Member of the South Dakota Senate from the 23rd district
- Incumbent
- Assumed office January 12, 2021
- Preceded by: John Lake

Personal details
- Born: Hoven, South Dakota, U.S.
- Party: Republican
- Children: 3
- Education: Northern State University (BS) University of Sioux Falls (MHA)

Military service
- Branch/service: United States Army
- Unit: Army National Guard

= Bryan Breitling =

American politician

Bryan J. Breitling is an American politician serving as a member of the South Dakota Senate from the 23rd district. Elected in November 2020, he assumed office on January 12, 2021.

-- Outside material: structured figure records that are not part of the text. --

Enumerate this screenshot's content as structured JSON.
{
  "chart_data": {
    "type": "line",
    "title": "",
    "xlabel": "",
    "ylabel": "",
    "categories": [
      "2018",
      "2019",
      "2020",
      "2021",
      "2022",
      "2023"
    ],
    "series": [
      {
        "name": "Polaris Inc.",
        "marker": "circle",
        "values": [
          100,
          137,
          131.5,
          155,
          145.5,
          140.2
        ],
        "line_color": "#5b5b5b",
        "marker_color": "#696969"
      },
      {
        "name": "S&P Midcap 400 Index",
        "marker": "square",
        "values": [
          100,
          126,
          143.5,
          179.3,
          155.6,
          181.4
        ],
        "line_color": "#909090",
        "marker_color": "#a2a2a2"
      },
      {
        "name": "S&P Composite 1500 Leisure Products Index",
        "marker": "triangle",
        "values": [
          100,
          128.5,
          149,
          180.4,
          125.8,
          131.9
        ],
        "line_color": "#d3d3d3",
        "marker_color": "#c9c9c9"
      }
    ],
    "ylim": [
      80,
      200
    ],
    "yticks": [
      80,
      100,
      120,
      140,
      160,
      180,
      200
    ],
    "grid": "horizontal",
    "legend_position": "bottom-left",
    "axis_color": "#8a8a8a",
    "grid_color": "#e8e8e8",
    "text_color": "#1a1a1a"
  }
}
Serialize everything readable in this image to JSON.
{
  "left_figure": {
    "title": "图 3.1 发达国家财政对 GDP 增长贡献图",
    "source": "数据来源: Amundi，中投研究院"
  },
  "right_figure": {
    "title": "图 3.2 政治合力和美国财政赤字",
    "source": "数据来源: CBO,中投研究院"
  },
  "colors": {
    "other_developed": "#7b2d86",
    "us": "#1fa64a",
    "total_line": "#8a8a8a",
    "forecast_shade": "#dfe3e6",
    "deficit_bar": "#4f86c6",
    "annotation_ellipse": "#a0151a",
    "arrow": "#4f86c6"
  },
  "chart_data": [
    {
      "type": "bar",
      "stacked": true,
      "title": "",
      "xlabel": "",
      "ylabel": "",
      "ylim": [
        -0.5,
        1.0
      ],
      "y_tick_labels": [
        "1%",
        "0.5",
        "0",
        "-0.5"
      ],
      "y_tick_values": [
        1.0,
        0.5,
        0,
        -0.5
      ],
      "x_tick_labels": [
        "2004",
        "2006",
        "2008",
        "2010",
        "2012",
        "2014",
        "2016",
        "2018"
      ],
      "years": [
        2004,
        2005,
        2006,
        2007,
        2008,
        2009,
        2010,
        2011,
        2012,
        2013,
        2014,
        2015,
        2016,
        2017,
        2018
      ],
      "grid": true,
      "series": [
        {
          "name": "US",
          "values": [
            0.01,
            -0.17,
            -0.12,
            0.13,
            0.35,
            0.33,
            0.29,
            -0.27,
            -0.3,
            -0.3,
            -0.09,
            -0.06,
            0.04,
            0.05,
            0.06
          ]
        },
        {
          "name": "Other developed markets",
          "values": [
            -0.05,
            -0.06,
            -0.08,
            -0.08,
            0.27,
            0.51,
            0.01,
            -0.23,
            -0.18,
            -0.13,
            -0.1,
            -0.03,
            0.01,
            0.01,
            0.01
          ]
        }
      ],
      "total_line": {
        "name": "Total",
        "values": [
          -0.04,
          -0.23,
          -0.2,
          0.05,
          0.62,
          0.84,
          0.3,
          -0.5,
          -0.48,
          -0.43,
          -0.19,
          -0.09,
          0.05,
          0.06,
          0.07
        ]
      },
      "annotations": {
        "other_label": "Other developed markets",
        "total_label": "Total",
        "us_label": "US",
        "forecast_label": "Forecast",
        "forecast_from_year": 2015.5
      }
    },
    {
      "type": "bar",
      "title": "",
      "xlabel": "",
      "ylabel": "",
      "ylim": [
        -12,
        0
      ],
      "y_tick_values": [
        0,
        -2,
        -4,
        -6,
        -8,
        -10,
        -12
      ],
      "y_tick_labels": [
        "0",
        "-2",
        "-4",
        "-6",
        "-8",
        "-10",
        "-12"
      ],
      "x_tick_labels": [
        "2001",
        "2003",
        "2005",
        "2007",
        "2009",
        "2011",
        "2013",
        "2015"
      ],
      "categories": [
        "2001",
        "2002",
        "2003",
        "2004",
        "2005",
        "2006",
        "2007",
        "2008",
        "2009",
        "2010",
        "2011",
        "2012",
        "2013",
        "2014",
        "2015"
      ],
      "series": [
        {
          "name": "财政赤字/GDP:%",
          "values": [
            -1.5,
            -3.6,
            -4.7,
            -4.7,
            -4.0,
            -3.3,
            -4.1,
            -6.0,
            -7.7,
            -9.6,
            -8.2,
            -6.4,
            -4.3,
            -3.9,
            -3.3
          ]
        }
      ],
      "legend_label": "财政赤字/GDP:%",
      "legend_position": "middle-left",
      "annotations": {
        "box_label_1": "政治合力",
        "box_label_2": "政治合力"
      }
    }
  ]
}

== Early life and education ==
Breitling was born in Hoven, South Dakota and graduated from Roscoe High School. He served in the Army National Guard for 11 years before earning a Bachelor of Science degree in business from Northern State University and a Master of Healthcare Administration from the University of Sioux Falls.

== Career ==
Prior to entering politics, Breitling worked as a healthcare administrator at nursing homes and hospitals around South Dakota. He was elected to the South Dakota Senate in November 2020 and assumed office on January 12, 2021. He is the vice chair of the Senate Appropriations Committee.

In April 2021, Breitling became the chair of a newly established legislative committee to study implementation of recreational and medical marijuana programs in the state.